After two or three years of talking about it, my cousin Trevor and I finally got our families together for an afternoon of boating. On a cloudy Saturday in September, we climbed aboard his wake boat—me, my oldest three kids, Trevor, his son, and his dad David (the wives stayed home)—and spent the next few hours in a cove at the 28 Mile Marker.  My daughter found knee boarding to be her speed, and my 12-year-old son discovered wake surfing.

As Trevor—a competitive water skier in his youth—deftly pulled the boat around, time and again, to help my son find his footing, we talked. He works for a large architectural firm; they design massive stadiums for college and professional sports teams around the country, and he flies in and out of these cities, listening to Athletic Directors and coaches dream aloud. Big projects, happening in big places.

Then we talked about what’s happening here at the Lake: the Oasis development, questions about a casino, wondering about the future of the outlet mall.  The stuff I write about every day at These too feel like big things when we talk about them.

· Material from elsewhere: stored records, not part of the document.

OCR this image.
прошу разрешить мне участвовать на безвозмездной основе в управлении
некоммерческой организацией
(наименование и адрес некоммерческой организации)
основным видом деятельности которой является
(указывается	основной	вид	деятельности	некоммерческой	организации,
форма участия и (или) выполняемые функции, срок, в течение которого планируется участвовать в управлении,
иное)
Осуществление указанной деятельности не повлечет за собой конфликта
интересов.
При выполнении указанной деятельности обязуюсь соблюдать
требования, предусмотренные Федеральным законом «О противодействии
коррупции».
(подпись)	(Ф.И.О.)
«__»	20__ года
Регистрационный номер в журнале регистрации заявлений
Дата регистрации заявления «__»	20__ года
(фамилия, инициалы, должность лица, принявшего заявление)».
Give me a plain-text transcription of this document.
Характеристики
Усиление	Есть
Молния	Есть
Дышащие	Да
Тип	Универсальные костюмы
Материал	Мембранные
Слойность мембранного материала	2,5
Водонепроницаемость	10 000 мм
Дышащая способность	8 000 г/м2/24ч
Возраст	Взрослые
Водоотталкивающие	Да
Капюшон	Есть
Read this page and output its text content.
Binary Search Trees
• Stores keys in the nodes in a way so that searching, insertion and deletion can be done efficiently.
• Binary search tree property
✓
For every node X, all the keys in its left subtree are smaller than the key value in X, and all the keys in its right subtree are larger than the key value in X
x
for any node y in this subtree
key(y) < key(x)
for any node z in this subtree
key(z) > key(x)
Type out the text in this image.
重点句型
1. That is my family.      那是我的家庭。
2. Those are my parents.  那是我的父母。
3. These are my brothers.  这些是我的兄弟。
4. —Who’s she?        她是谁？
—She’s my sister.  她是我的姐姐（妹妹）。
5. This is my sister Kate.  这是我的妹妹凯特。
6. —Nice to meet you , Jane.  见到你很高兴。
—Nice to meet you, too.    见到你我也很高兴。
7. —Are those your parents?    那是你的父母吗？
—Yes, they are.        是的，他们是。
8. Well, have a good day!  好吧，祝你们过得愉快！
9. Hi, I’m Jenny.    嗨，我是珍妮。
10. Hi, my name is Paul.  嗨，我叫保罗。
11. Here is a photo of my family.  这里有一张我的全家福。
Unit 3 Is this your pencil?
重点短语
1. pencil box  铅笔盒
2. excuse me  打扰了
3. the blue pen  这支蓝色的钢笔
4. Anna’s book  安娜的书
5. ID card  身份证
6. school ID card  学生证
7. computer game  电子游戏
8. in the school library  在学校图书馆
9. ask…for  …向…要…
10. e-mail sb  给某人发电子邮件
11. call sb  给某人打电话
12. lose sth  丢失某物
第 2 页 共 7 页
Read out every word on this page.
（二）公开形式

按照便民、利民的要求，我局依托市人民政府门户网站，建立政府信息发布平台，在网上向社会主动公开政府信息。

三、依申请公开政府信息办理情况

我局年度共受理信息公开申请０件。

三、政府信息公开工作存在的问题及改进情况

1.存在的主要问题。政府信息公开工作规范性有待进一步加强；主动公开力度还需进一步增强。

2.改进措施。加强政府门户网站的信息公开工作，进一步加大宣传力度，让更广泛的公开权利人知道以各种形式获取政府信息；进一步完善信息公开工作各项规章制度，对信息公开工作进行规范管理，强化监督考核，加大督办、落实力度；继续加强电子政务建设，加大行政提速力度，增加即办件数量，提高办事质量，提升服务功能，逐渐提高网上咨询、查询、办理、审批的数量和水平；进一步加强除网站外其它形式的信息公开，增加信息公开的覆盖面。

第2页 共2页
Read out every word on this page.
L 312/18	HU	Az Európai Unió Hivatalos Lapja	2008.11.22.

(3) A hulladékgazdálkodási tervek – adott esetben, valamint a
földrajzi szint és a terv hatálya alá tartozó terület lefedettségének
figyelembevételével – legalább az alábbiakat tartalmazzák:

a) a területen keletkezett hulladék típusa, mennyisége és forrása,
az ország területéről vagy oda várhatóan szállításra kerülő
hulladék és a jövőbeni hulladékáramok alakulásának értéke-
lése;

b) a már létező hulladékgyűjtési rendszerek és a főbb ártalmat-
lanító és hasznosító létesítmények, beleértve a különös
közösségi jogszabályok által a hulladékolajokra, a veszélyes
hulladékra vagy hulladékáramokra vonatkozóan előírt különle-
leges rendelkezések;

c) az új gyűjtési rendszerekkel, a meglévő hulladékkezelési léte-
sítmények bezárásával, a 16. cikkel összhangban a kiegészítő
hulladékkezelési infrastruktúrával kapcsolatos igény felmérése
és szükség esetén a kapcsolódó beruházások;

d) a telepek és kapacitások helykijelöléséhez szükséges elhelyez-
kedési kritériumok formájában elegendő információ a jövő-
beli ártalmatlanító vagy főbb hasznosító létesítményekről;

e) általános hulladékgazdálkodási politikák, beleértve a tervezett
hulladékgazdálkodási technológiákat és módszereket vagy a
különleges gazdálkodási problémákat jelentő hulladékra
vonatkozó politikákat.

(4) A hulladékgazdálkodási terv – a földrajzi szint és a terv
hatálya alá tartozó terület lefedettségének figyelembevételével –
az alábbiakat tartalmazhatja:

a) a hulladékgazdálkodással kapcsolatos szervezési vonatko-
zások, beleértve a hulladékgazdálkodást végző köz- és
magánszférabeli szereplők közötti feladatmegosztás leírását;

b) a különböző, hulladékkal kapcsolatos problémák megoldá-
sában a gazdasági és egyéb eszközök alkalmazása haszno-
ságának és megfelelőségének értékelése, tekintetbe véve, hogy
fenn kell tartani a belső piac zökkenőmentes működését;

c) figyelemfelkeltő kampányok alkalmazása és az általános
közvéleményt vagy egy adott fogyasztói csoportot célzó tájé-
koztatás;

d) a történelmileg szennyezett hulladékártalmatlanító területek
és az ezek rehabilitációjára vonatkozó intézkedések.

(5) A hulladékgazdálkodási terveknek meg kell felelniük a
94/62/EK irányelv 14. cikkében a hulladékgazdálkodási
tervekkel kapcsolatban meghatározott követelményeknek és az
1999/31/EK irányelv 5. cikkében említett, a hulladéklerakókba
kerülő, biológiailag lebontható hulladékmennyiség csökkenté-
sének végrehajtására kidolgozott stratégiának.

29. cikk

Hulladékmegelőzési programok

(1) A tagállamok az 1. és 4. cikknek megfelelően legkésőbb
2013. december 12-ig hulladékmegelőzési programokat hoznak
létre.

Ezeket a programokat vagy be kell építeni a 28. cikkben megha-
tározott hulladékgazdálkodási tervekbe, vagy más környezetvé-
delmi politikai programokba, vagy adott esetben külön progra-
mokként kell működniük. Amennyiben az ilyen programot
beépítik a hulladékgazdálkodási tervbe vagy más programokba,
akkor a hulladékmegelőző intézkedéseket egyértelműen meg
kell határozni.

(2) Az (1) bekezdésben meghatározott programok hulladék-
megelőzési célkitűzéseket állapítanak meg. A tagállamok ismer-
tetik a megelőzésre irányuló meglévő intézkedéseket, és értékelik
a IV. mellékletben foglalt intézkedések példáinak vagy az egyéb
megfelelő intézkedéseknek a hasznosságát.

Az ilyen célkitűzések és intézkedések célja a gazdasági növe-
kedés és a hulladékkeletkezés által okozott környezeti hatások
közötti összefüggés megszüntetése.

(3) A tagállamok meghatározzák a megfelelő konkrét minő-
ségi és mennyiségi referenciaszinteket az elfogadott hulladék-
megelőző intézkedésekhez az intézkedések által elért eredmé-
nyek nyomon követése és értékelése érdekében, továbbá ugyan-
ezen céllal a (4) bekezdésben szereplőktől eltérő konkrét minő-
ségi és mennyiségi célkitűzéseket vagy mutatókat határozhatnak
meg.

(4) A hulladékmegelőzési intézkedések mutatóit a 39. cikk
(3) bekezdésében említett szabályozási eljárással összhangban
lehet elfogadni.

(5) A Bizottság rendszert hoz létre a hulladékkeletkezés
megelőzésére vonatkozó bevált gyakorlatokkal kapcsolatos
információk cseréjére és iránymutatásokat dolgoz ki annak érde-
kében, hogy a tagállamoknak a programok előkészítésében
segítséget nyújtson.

Looking at the back of the boat, as cousins and siblings laugh and cheer one another on, I’m reminded of why so many people love this Lake of the Ozarks. It’s not about the Lake itself; it’s about the being together on it. It turns out, some of the biggest developments really do happen on the water.

I hope you enjoy this issue of Shore Magazine as we celebrate the many experiences that make up the Lake life.  In a world seemingly hell-bent on severing the connections between people, I hope that this year, you’re moved to strengthen the best bonds of family and friendship. Don’t know where to start? Invite someone to go on a boat ride.